A favor de quién

 

oyyo

 

Las lluvias apenas dan tregua. En San Antonio todo está encharcado y el arroyo de la Mina corre ladera abajo, tras detenerse un poco en el profundo chabarcón que sirviera para la molienda de la aceituna.

Las flores se pudren antes de abrir, les falta el sol. Sin embargo, las menos delicadas silvestres, que hacen que el olivar parezca una continuación del jardín, están como ebrias de tanta agua, hinchadas y grandes como nunca. Apenas se puede pasear por el olivar sin unas botas para el agua pues es tanta la que ha caído que te metes hasta el tobillo en la tierra reblandecida, hecha cieno.

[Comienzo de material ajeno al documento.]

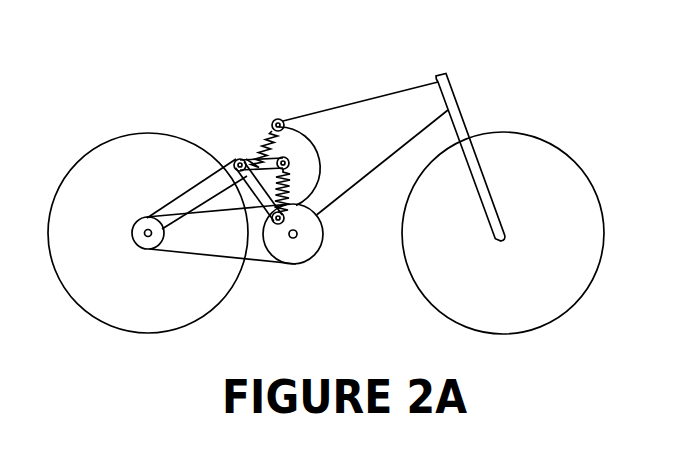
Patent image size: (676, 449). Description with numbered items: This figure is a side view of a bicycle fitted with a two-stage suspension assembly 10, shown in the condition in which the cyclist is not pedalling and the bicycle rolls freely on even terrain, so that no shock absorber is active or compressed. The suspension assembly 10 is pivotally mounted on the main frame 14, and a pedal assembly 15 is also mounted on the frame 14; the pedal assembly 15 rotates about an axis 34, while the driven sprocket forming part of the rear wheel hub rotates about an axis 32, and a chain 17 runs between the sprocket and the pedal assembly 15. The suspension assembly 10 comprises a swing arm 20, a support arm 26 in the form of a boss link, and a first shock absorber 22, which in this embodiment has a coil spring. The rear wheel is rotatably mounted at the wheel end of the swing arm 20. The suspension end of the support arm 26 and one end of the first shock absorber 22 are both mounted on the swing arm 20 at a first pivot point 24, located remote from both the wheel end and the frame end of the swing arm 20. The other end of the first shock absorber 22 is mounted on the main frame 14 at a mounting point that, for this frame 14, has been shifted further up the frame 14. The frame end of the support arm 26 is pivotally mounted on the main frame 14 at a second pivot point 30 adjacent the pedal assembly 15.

The two-stage suspension assembly 10 is at (112, 59).
The main frame 14 is at (383, 108).
The pedal assembly 15 is at (330, 257).
The chain 17 is at (203, 213).
The swing arm 20 is at (198, 197).
The first shock absorber 22 is at (262, 135).
The first pivot point 24 is at (238, 156).
The support arm 26 is at (258, 178).
The second pivot point 30 is at (284, 216).
The axis of rotation of sprocket 32 is at (147, 234).
The axis of rotation of pedal assembly 34 is at (295, 239).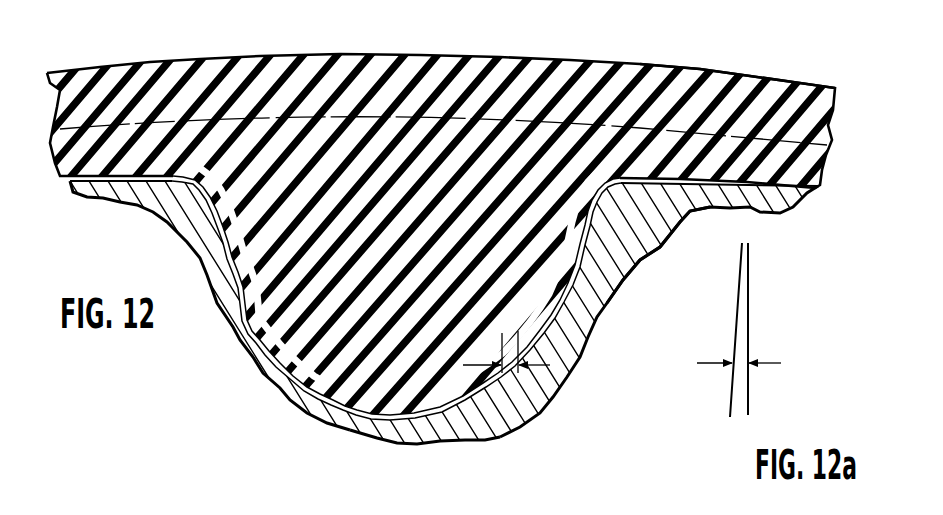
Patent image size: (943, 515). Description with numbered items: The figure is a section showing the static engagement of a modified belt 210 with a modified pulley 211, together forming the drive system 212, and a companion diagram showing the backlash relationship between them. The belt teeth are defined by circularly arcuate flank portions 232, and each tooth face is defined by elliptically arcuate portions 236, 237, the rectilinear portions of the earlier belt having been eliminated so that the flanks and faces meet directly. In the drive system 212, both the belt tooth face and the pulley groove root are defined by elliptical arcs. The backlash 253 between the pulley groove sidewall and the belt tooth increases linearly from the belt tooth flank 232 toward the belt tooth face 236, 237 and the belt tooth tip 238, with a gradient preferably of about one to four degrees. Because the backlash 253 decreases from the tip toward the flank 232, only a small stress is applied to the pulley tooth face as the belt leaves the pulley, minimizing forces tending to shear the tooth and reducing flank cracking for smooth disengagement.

In FIG. 12, the belt 210 is at (540, 52).
In FIG. 12, the drive system 212 is at (691, 47).
In FIG. 12, the pulley 211 is at (592, 305).
In FIG. 12, the flank portion 232 is at (597, 201).
In FIG. 12, the elliptically arcuate portion 236 is at (314, 333).
In FIG. 12, the elliptically arcuate portion 237 is at (534, 336).
In FIG. 12, the belt tooth tip 238 is at (403, 444).
In FIG. 12, the backlash 253 is at (551, 352).
In FIG. 12A, the backlash 253 is at (759, 330).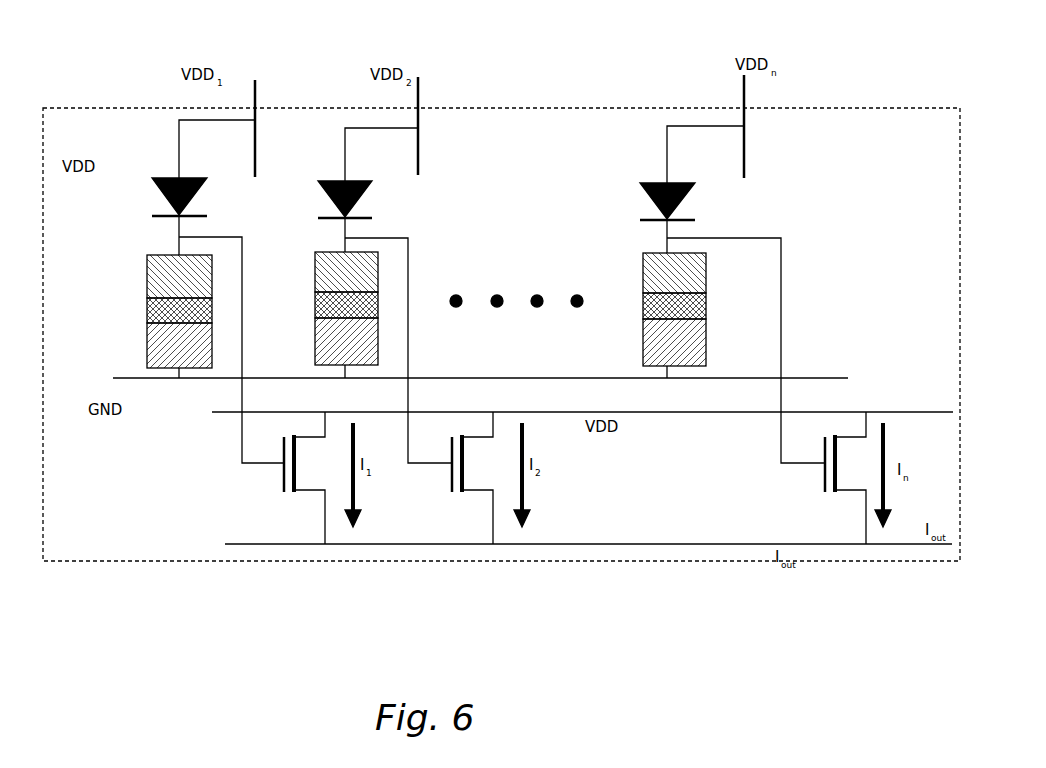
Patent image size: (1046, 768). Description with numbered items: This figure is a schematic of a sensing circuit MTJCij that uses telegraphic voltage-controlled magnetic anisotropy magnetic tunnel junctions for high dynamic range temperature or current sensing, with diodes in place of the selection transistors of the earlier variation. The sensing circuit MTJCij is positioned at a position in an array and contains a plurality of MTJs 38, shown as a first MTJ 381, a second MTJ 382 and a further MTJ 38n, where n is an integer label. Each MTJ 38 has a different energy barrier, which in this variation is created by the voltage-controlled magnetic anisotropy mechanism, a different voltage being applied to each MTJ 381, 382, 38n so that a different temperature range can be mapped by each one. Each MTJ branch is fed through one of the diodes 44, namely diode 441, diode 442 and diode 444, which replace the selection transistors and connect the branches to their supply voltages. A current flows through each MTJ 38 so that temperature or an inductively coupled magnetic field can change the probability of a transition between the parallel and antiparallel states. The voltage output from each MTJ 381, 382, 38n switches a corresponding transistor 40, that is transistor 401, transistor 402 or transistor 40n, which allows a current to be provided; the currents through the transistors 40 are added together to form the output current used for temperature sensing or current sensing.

The diode 44 is at (421, 147).
The diode of the first cell branch 441 is at (176, 178).
The diode of the second cell branch 442 is at (344, 181).
The diode of the n-th cell branch 444 is at (664, 183).
The magnetic tunnel junction 38 is at (417, 385).
The first magnetic tunnel junction 381 is at (184, 352).
The second magnetic tunnel junction 382 is at (318, 360).
The n-th magnetic tunnel junction 38n is at (692, 345).
The transistor 40 is at (522, 430).
The first transistor 401 is at (294, 495).
The second transistor 402 is at (456, 496).
The n-th transistor 40n is at (836, 496).
The sensing circuit MTJCij is at (518, 108).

Fui hasta el lugar en el que nace el arroyo para ver si el espino blanco estaba florecido o a punto de ello. Aún faltan unos días y algo de sol pero, si se dan las circunstancias, será una floración digna de verse. Tiene gracia este arbusto que mis manos, con ayuda de las tijeras de podar, convirtieron en árbol. Cuando se viste de blanco es una imagen tan tierna, tan hermosa en su sencillez, que resulta inevitable pensar en los ojos del gran novelista francés. Y sin embargo es impintable, o al menos así me ha resultado hasta ahora. No sé si un día seré capaz de trasladar a la tela su aspecto verdadero, sin trucos impresionistas, y poner ante quien mire las emociones que me suscita.

*

Es maravilloso para nuestros ojos percibir cómo la visión natural, referida a la pintura, nos ofrece cuanto podemos ambicionar o necesitar. Esa magia no descrita, esas leyes de lo visual que nadie ha compilado, hacen que la realidad se nos muestre siempre de la mejor manera posible para su traslado al lienzo o al papel. Tenemos una zona clara y necesitamos otra más oscura para que ambas entren en valor: allí está, como si alguien ya lo hubiese decidido y puesto para nosotros. Las zonas claras, pues, recortan contra oscuros y éstos sobre zonas claras, a su vez. Analizar visualmente el mundo que tenemos ante nosotros resulta fascinante por esa perfección de que hace gala, como si el Creador se hubiese entretenido en hacer que la luz juegue a favor de los artistas. No es extraño que, a veces, Zurbarán pintase de rodillas.

*

Para Lenin todo el problema consistía en hacer leyes que justificasen el terror. Tanto él como Trotski daban a éste un gran valor moral, por la capacidad disuasoria que inspira en los seres humanos. No hay peor tiranía que la del miedo ni tirano que no lo utilice. Lo que resulta paradójico es el enorme prestigio como intelectuales de estos dos hampones sedientos de sangre y venganza.

*

El compasivo y el autocompasivo pueden acabar siendo la misma persona, aunque no debería ser así.

*

La peor de las cobardías es el suicidio, además del mayor egoísmo, pues les dejas a los demás todos tus miedos para que te los organicen.

*

La tragedia esconde muchas veces la farsa o, al menos, puede anidar en ella. Así los intelectuales que acudían a observar nuestra guerra civil. Se puso de moda una suerte de turismo de guerra, protagonizado por gente que buscaba emociones fuertes para sacarse de encima el tedio habitual de sus vidas. Se instalaban en los mejores hoteles de la época, a costa de la oficina de prensa, en Valencia o Barcelona, como si estuvieran en los toros, para ver cómo se mataban nuestros padres o abuelos.

*

Un amigo italiano que tuve en la juventud, apellidado Gonzaga, nunca había visto los toros y quise llevarle en Madrid a una corrida con buen cartel. Observó muy emocionado cuanto pasaba en el ruedo y a la salida, tras un largo silencio que presagiaba una pregunta, me dijo: «Dime, Francisco: ¿los españoles vais a favor de los toros o de los toreros?». No debo añadir que se quedó muy mosqueado viendo cómo era yo preso de una risa incontenible.